Lake Ralph Hall, a 12,000-acre project planned in Fannin County, won final approval last week. It’s a fitting tribute to a man who has left an enduring impact on East Texas.
He may not be ours anymore — redistricting moved Rep. Ralph Hall westward in 2004 — but we can still claim the Rockwall native.
The 90-year-old Republican is now the oldest serving member of Congress (and one of two remaining World War II veterans), but he’s usually the first to point out that he’s alive, well and going strong.
Hall began his career as a fiscally conservative Democrat.
“Oh, I worked on Smith County for 15 years before I really started getting support there,” Hall said in 2004, as he closed his Smith County office. “It was such a conservative county that it had a real hard time voting for a Democrat. But then, little by little, we got to know each other.”
Hall’s “blue dog” conservatism eventually won over voters, even Republican stalwarts. It helped that he was a qualified supporter of President Reagan and the first President Bush, and an even stronger supporter of the post-Sept. 11 policies of President George W. Bush. And he never accepted campaign contributions from the Democratic Congressional Campaign Committee.
He brought plenty of federal projects to East Texas, including facilities for veterans (Hall himself was an aircraft carrier pilot). But his focus was really on personal relationships.
“Everybody gets projects and appropriations,” Hall said then. “Not everyone gets to work with the kind of people I have. I’ll remember all the people who have worked so hard to build Smith County, and the people who have dedicated their lives to bettering East Texas.”
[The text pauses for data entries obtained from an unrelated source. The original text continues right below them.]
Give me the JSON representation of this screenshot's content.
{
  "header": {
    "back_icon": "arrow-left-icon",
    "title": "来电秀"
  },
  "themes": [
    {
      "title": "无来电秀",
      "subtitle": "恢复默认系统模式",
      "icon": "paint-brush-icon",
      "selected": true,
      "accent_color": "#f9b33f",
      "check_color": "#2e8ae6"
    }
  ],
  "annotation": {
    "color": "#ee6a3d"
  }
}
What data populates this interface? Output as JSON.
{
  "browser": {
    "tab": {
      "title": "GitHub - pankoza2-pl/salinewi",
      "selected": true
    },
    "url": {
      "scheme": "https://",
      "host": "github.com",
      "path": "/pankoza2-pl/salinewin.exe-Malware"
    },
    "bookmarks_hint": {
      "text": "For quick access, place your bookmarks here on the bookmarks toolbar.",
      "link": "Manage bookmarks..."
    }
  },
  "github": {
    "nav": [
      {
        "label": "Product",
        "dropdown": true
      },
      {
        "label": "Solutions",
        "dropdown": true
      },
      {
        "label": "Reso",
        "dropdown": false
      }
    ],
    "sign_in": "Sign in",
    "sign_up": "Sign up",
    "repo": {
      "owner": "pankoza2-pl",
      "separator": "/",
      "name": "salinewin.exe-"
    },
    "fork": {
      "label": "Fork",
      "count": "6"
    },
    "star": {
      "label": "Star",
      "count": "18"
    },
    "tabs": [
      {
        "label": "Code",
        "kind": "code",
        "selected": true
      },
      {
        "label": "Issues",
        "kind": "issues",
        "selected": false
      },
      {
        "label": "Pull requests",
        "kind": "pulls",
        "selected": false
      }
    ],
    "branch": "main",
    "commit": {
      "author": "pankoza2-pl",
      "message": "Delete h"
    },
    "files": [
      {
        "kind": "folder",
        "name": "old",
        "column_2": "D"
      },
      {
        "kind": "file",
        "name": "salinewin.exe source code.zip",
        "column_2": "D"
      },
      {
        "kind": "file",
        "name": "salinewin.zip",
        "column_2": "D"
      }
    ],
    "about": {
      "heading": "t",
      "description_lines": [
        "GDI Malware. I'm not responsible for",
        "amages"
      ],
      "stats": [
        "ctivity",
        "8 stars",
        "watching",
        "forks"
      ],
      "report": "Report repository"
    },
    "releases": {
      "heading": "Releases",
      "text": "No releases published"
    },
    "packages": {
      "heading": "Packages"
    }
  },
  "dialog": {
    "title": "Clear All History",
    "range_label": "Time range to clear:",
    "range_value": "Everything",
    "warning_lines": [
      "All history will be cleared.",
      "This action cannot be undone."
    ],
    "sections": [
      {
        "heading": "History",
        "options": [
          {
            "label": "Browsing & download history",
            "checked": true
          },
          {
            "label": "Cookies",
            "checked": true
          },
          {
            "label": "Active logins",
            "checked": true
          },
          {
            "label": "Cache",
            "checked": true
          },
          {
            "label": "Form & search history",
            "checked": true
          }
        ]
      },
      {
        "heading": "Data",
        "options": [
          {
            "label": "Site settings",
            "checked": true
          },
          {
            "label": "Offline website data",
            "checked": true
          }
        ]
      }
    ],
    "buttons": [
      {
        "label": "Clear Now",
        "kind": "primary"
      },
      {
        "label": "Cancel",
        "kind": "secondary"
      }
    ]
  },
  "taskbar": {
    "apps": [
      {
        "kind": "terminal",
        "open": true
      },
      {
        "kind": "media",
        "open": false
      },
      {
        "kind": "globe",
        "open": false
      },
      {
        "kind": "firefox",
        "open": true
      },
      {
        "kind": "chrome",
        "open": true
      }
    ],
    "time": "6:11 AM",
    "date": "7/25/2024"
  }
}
Hall said he himself became somewhat rooted in the red clay of East Texas.
“I was there so much, folks thought I lived there,” he said. “One ol’ boy told me he saw more of me than he did his neighbors. That always tickled me, but for sure, when I drove my car out of the driveway in Rockwall, it always wanted to head down I-20.”
Hall’s party switch came in early 2004, after the Republican-led Texas Legislature redrew district lines that pared away much of Hall’s East Texas constituency and placed him more firmly in the younger, more Republican Dallas suburbs.
And those suburbs will be the primary beneficiaries of Lake Ralph Hall, which is scheduled for completion in 2023.
But even that big new lake won’t really be enough to satisfy the Dallas-Fort Worth region’s thirst.
“While it would provide more than 10 billion gallons a year for the Upper Trinity Regional Water District’s customers, that is not even one-tenth of what the area surrounding the lake is projected to need by 2060,” the Texas Tribune reports.
Still, the lake will help stave off the urban regions’ demands for water in the near future. That’s important for East Texas, because we’ll need the water we have.
For years, Rep. Ralph Hall guarded the interests of East Texas.
The lake named after the congenial congressman will continue to do so.